Why is there a cactus in the microwave?
Don't worry about it.
Not only do I have sand in my ass, but a crab pinched me while we were fucking. Still totally worth it.
Um, yeah. You lit my birthday candles with a joint. Mom= not happy.
I'm using the size of your dick as a guage to see how big something is on Amazon. Any questions?
We should tie ourselves together anytime there is any type of alcohol involved. It's the safest way. I either end up with freshmen or weird ex bfs. You end up with a large cowboy. This is not good for us
I'm on a mission. But just to make out with him so his relationship collapses and he is single when I come back in April.
It took all the strength I had tto sit at my desk and not tear off my business attire and run screaming from adulthood and flourescent lights.
I just made an agreement with this milf to shoot her daughters wedding in exchange for blow jobs. Going pro was the best choice I ever made.

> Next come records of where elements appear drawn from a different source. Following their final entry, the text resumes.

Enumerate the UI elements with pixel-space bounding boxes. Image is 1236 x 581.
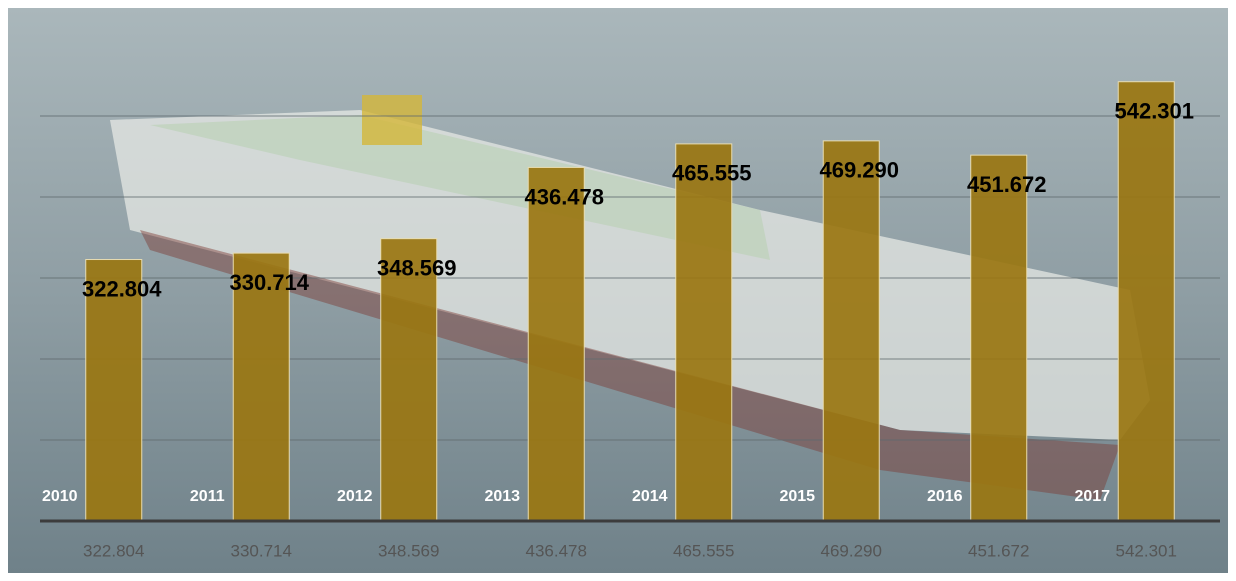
x-tick-label: 2014	[632, 488, 668, 505]
table-value: 348.569	[378, 541, 439, 560]
x-tick-label: 2017	[1074, 488, 1110, 505]
value-label: 542.301	[1114, 99, 1194, 124]
x-tick-label: 2011	[190, 488, 225, 505]
value-label: 330.714	[229, 270, 309, 295]
value-label: 322.804	[82, 276, 162, 301]
value-label: 451.672	[967, 172, 1047, 197]
value-label: 348.569	[377, 255, 457, 280]
value-label: 465.555	[672, 161, 752, 186]
value-label: 469.290	[819, 158, 899, 183]
bar	[970, 154, 1028, 522]
table-value: 322.804	[83, 541, 144, 560]
bar	[822, 140, 880, 522]
value-label: 436.478	[524, 184, 604, 209]
table-value: 465.555	[673, 541, 734, 560]
x-tick-label: 2013	[484, 488, 520, 505]
table-value: 451.672	[968, 541, 1029, 560]
table-value: 436.478	[526, 541, 587, 560]
table-value: 542.301	[1116, 541, 1177, 560]
plot: 322.804 2010 322.804 330.714 2011 330.714 348.…	[40, 81, 1220, 560]
bar	[675, 143, 733, 522]
ship-deck	[150, 115, 770, 260]
x-tick-label: 2010	[42, 488, 78, 505]
table-value: 330.714	[231, 541, 292, 560]
x-tick-label: 2012	[337, 488, 373, 505]
ship-hull	[110, 110, 1150, 440]
x-tick-label: 2015	[779, 488, 815, 505]
table-value: 469.290	[821, 541, 882, 560]
bar	[380, 238, 438, 522]
ship-bridge	[362, 95, 422, 145]
bar	[527, 166, 585, 522]
bar	[85, 259, 143, 522]
x-tick-label: 2016	[927, 488, 963, 505]
bar	[1117, 81, 1175, 522]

She asked for her virginity back. I don't know what to say
When she sees your dick for the first time, tell her it glows blue when orcs are close
He wins the giant teddy bear for getting the neuva ring on the dick
I assume you passed out however I'm drinking jäger and beer in bed with my cat so your friendship world have been appreciated
I sent her a video on Snapchat of me cumming, with a Father's Day snap filter that said "#1 Dad".